Je sens qu’il cherche à combler le vide, mais il ne sait pas comment. Moi non plus. Un soir, il me raconte sa vie depuis son départ : des petits boulots, des femmes de passage, des dettes accumulées. « J’ai fait des conneries, Camille. Mais je suis ton père… »
Je voudrais lui hurler que ce mot ne veut plus rien dire pour moi. Que j’ai grandi sans lui, que j’ai appris à me débrouiller seule. Mais je me tais. Je me surprends même à préparer deux cafés le matin, à acheter du pain pour deux.
Un dimanche, maman vient dîner. L’ambiance est électrique. Ils s’évitent du regard. Maman serre les poings sous la table.
— Tu comptes rester longtemps chez Camille ? demande-t-elle sèchement.
— Le temps qu’il faudra…
Je sens que je vais exploser. Je me lève brusquement :
— Arrêtez ! Vous croyez que c’est facile pour moi ? Vous croyez que j’ai envie de choisir entre vous deux ?
Le silence tombe. Maman essuie une larme discrète. Mon père baisse les yeux.

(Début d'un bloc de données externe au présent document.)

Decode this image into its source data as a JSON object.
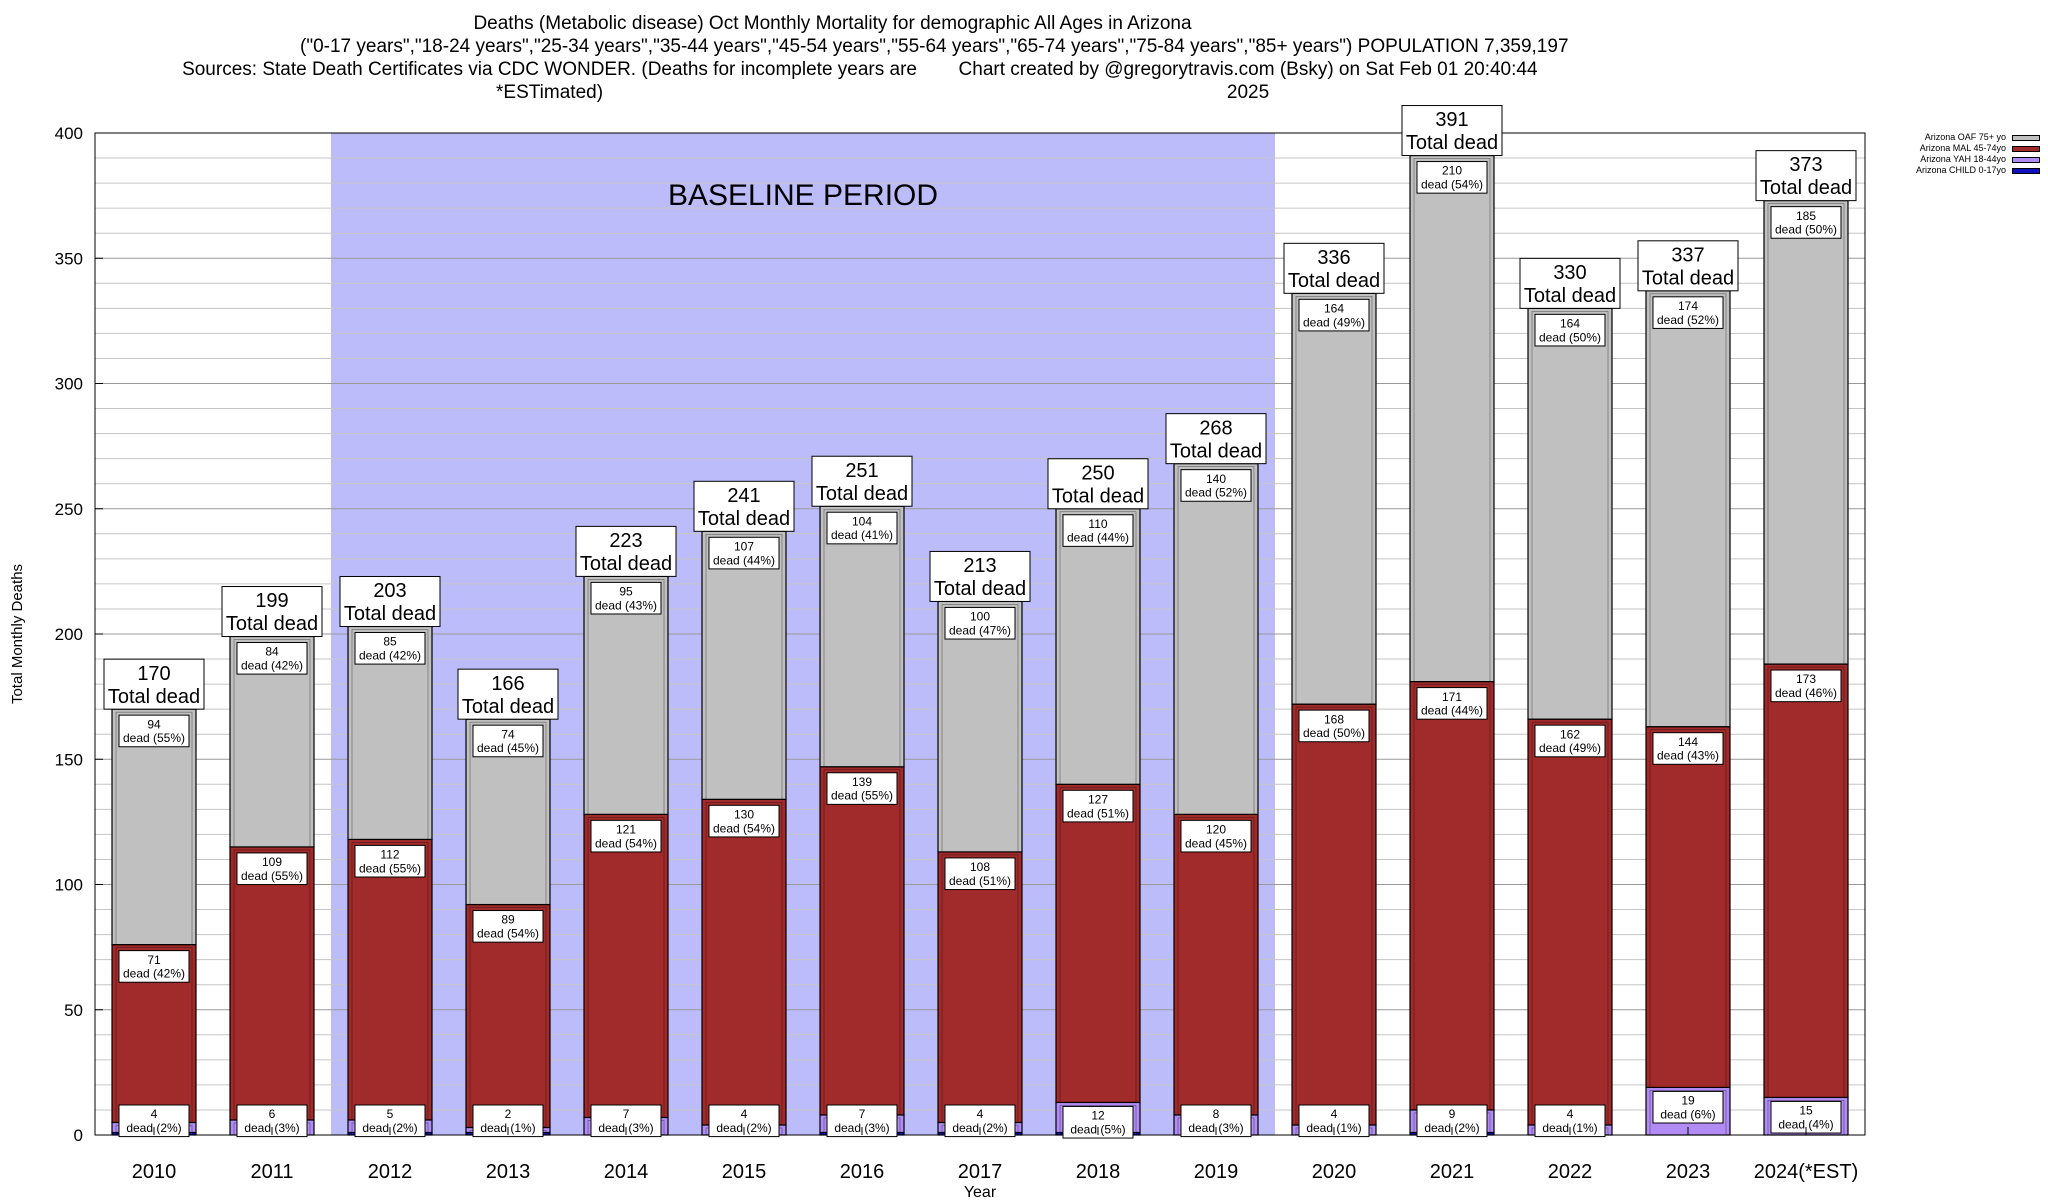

Après leur départ, je m’effondre sur mon lit. Pourquoi dois-je porter ce poids ? Pourquoi est-ce à moi de réparer ce que vous avez cassé ?
Les semaines passent. Mon père tente maladroitement de se racheter : il fait les courses, prépare parfois le dîner (toujours trop salé). Un soir, il m’attend avec un vieux Polaroïd : une photo de moi enfant sur ses épaules à la plage de Dieppe.
— Tu te souviens ?
Je regarde la photo longtemps. Je me souviens du sable froid sous mes pieds, du rire de maman… mais pas du sien.
Un jour, je rentre plus tôt du travail et je le trouve en train de fouiller dans mes papiers.
— Tu fais quoi ?
— Je voulais juste voir si tu avais gardé des photos de famille…
Je sens la colère monter :
— Tu n’as pas le droit ! C’est chez moi ici !
Il s’excuse maladroitement. Je claque la porte de ma chambre.
Cette nuit-là, je rêve que je suis encore une petite fille qui attend son père devant l’école primaire Paul-Langevin. Il ne vient jamais.
Le lendemain matin, il prépare ses affaires.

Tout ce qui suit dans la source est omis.